# Phrag. Beauport? Aborted Spike?



## Heather (Jul 19, 2006)

So, my Phrag. Beauport 4N division has been totally struggling. It had the thrips in a very minor way, so it was sprayed (while in spike) with Conserve. Then I got some damping off on a few leaves. Blasted two buds...it looks as though the third bud could possibly do something but the jury's still out. 

Should I just give up and cut the spike? It has two more mature un-bloomed growths so...I just really wanted to see this one now.


----------



## likespaphs (Jul 19, 2006)

bummer. 
(the only thing is that only seedlings suffer from damping off. perhaps it had something else?)


----------



## Heather (Jul 19, 2006)

oh...okay. Well, I don't know but it was doing that nasty yellowing from the tip. Fast. On several interior leaves. I snipped them an inch back from the problem, cinnamon'd and stopped the progression. 

I'm just happy the thrips are gone, but if I should cut this spike and let the plant concentrate on gaining strength I'm happy to. If it doesn't matter much at this point, perhaps I'd hold off. I'm not sure which would be best for the plant at this point (it has an extremely robust root system, as do all of my Phrags...their saving grace right now....)


----------



## littlefrog (Jul 19, 2006)

If you think the plant is healthy enough, then go ahead and leave the spike. It will either bloom or not. Perhaps leave it on long enough to get an idea of the flower quality (although a summer blooming on a potentially stressed plant won't tell you much), and then cut the spike.

Damn thrips... Those and aphids are two pests that I had never seen before this year, and I'm really at a loss to get rid of them. Doesn't help that whenever my neighbor mows his hay field, the thrips decide my plants are the place to be.


----------



## Heather (Jul 19, 2006)

littlefrog said:


> Doesn't help that whenever my neighbor mows his hay field, the thrips decide my plants are the place to be.

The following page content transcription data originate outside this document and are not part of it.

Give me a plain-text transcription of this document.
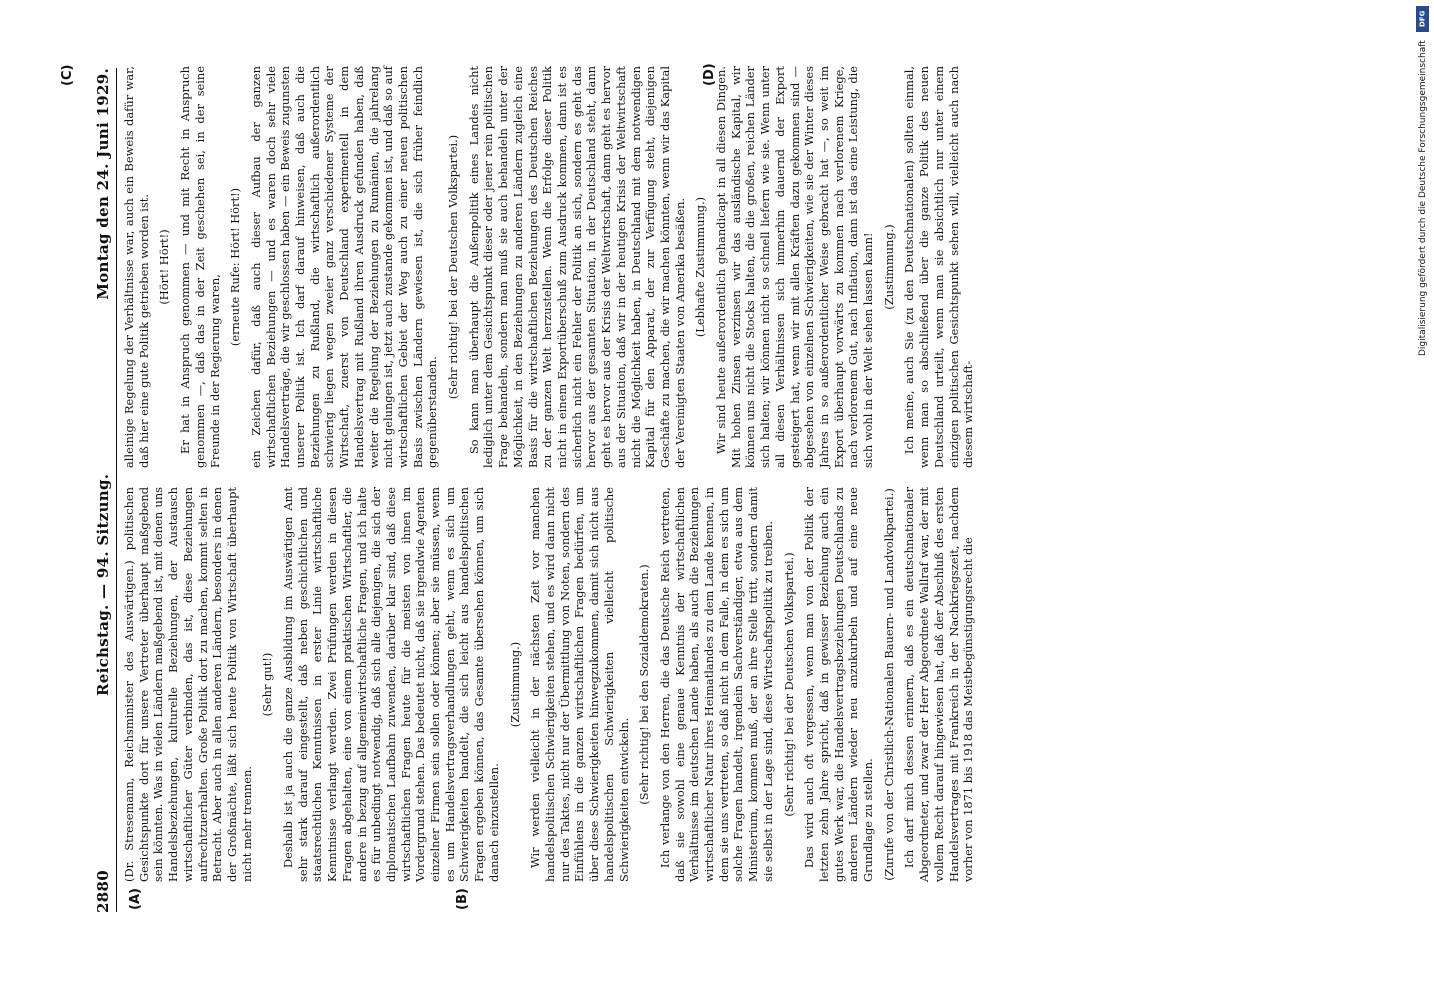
2880
Reichstag. — 94. Sitzung.
Montag den 24. Juni 1929.
(A)	(B)
(C)	(D)

(Dr. Stresemann, Reichsminister des Auswärtigen.) politischen Gesichtspunkte dort für unsere Vertreter überhaupt maßgebend sein könnten. Was in vielen Ländern maßgebend ist, mit denen uns Handelsbeziehungen, kulturelle Beziehungen, der Austausch wirtschaftlicher Güter verbinden, das ist, diese Beziehungen aufrechtzuerhalten. Große Politik dort zu machen, kommt selten in Betracht. Aber auch in allen anderen Ländern, besonders in denen der Großmächte, läßt sich heute Politik von Wirtschaft überhaupt nicht mehr trennen.

(Sehr gut!) Deshalb ist ja auch die ganze Ausbildung im Auswärtigen Amt sehr stark darauf eingestellt, daß neben geschichtlichen und staatsrechtlichen Kenntnissen in erster Linie wirtschaftliche Kenntnisse verlangt werden. Zwei Prüfungen werden in diesen Fragen abgehalten, eine von einem praktischen Wirtschaftler, die andere in bezug auf allgemeinwirtschaftliche Fragen, und ich halte es für unbedingt notwendig, daß sich alle diejenigen, die sich der diplomatischen Laufbahn zuwenden, darüber klar sind, daß diese wirtschaftlichen Fragen heute für die meisten von ihnen im Vordergrund stehen. Das bedeutet nicht, daß sie irgendwie Agenten einzelner Firmen sein sollen oder können; aber sie müssen, wenn es um Handelsvertragsverhandlungen geht, wenn es sich um Schwierigkeiten handelt, die sich leicht aus handelspolitischen Fragen ergeben können, das Gesamte übersehen können, um sich danach einzustellen.

(Zustimmung.) Wir werden vielleicht in der nächsten Zeit vor manchen handelspolitischen Schwierigkeiten stehen, und es wird dann nicht nur des Taktes, nicht nur der Übermittlung von Noten, sondern des Einfühlens in die ganzen wirtschaftlichen Fragen bedürfen, um über diese Schwierigkeiten hinwegzukommen, damit sich nicht aus handelspolitischen Schwierigkeiten vielleicht politische Schwierigkeiten entwickeln. (Sehr richtig! bei den Sozialdemokraten.) Ich verlange von den Herren, die das Deutsche Reich vertreten, daß sie sowohl eine genaue Kenntnis der wirtschaftlichen Verhältnisse im deutschen Lande haben, als auch die Beziehungen wirtschaftlicher Natur ihres Heimatlandes zu dem Lande kennen, in dem sie uns vertreten, so daß nicht in dem Falle, in dem es sich um solche Fragen handelt, irgendein Sachverständiger, etwa aus dem Ministerium, kommen muß, der an ihre Stelle tritt, sondern damit sie selbst in der Lage sind, diese Wirtschaftspolitik zu treiben. (Sehr richtig! bei der Deutschen Volkspartei.) Das wird auch oft vergessen, wenn man von der Politik der letzten zehn Jahre spricht, daß in gewisser Beziehung auch ein gutes Werk war, die Handelsvertragsbeziehungen Deutschlands zu anderen Ländern wieder neu anzukurbeln und auf eine neue Grundlage zu stellen. (Zurufe von der Christlich-Nationalen Bauern- und Landvolkpartei.) Ich darf mich dessen erinnern, daß es ein deutschnationaler Abgeordneter, und zwar der Herr Abgeordnete Wallraf war, der mit vollem Recht darauf hingewiesen hat, daß der Abschluß des ersten Handelsvertrages mit Frankreich in der Nachkriegszeit, nachdem vorher von 1871 bis 1918 das Meistbegünstigungsrecht die

alleinige Regelung der Verhältnisse war, auch ein Beweis dafür war, daß hier eine gute Politik getrieben worden ist. (Hört! Hört!) Er hat in Anspruch genommen — und mit Recht in Anspruch genommen —, daß das in der Zeit geschehen sei, in der seine Freunde in der Regierung waren,

(erneute Rufe: Hört! Hört!) ein Zeichen dafür, daß auch dieser Aufbau der ganzen wirtschaftlichen Beziehungen — und es waren doch sehr viele Handelsverträge, die wir geschlossen haben — ein Beweis zugunsten unserer Politik ist. Ich darf darauf hinweisen, daß auch die Beziehungen zu Rußland, die wirtschaftlich außerordentlich schwierig liegen wegen zweier ganz verschiedener Systeme der Wirtschaft, zuerst von Deutschland experimentell in dem Handelsvertrag mit Rußland ihren Ausdruck gefunden haben, daß weiter die Regelung der Beziehungen zu Rumänien, die jahrelang nicht gelungen ist, jetzt auch zustande gekommen ist, und daß so auf wirtschaftlichen Gebiet der Weg auch zu einer neuen politischen Basis zwischen Ländern gewiesen ist, die sich früher feindlich gegenüberstanden.

(Sehr richtig! bei der Deutschen Volkspartei.) So kann man überhaupt die Außenpolitik eines Landes nicht lediglich unter dem Gesichtspunkt dieser oder jener rein politischen Frage behandeln, sondern man muß sie auch behandeln unter der Möglichkeit, in den Beziehungen zu anderen Ländern zugleich eine Basis für die wirtschaftlichen Beziehungen des Deutschen Reiches zu der ganzen Welt herzustellen. Wenn die Erfolge dieser Politik nicht in einem Exportüberschuß zum Ausdruck kommen, dann ist es sicherlich nicht ein Fehler der Politik an sich, sondern es geht das hervor aus der gesamten Situation, in der Deutschland steht, dann geht es hervor aus der Krisis der Weltwirtschaft, dann geht es hervor aus der Situation, daß wir in der heutigen Krisis der Weltwirtschaft nicht die Möglichkeit haben, in Deutschland mit dem notwendigen Kapital für den Apparat, der zur Verfügung steht, diejenigen Geschäfte zu machen, die wir machen könnten, wenn wir das Kapital der Vereinigten Staaten von Amerika besäßen. (Lebhafte Zustimmung.) Wir sind heute außerordentlich gehandicapt in all diesen Dingen. Mit hohen Zinsen verzinsen wir das ausländische Kapital, wir können uns nicht die Stocks halten, die die großen, reichen Länder sich halten; wir können nicht so schnell liefern wie sie. Wenn unter all diesen Verhältnissen sich immerhin dauernd der Export gesteigert hat, wenn wir mit allen Kräften dazu gekommen sind — abgesehen von einzelnen Schwierigkeiten, wie sie der Winter dieses Jahres in so außerordentlicher Weise gebracht hat —, so weit im Export überhaupt vorwärts zu kommen nach verlorenem Kriege, nach verlorenem Gut, nach Inflation, dann ist das eine Leistung, die sich wohl in der Welt sehen lassen kann! (Zustimmung.) Ich meine, auch Sie (zu den Deutschnationalen) sollten einmal, wenn man so abschließend über die ganze Politik des neuen Deutschland urteilt, wenn man sie absichtlich nur unter einem einzigen politischen Gesichtspunkt sehen will, vielleicht auch nach diesem wirtschaft-

DFG
Digitalisierung gefördert durch die Deutsche Forschungsgemeinschaft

oh! I read that about thrips and hayfields! Grr...

FWIW, the Conserve SC worked really well, and was very gentle, but I have had a few sheaths blast. So, you might lose flowers with it, but you'll also lose thrips. With the thrips, you'll lose the flowers anyway (though they seemed perfectly happy chomping on my leaves almost exclusively) so... I was impressed with how non-noxious it was as far as chemicals go.


----------



## littlefrog (Jul 19, 2006)

Where did you purchase the Conserve? I'm having trouble finding it on the interweb...


----------



## Heather (Jul 19, 2006)

Unfortunately, like all good killers, it isn't cheap...

http://rosemania.com/shopsite_sc/store/html/product103.html


----------



## littlefrog (Jul 19, 2006)

You ordered a whole quart? How long is that going to last? *grin*


----------



## likespaphs (Jul 19, 2006)

actually, compared to a lot of pesticides, i think it is fairly inexpensive....a little goes a long way.


----------



## Heather (Jul 23, 2006)

I ended up cutting the spike on this. I don't think it was going to ever do anything so it might as well work on just recovering.


----------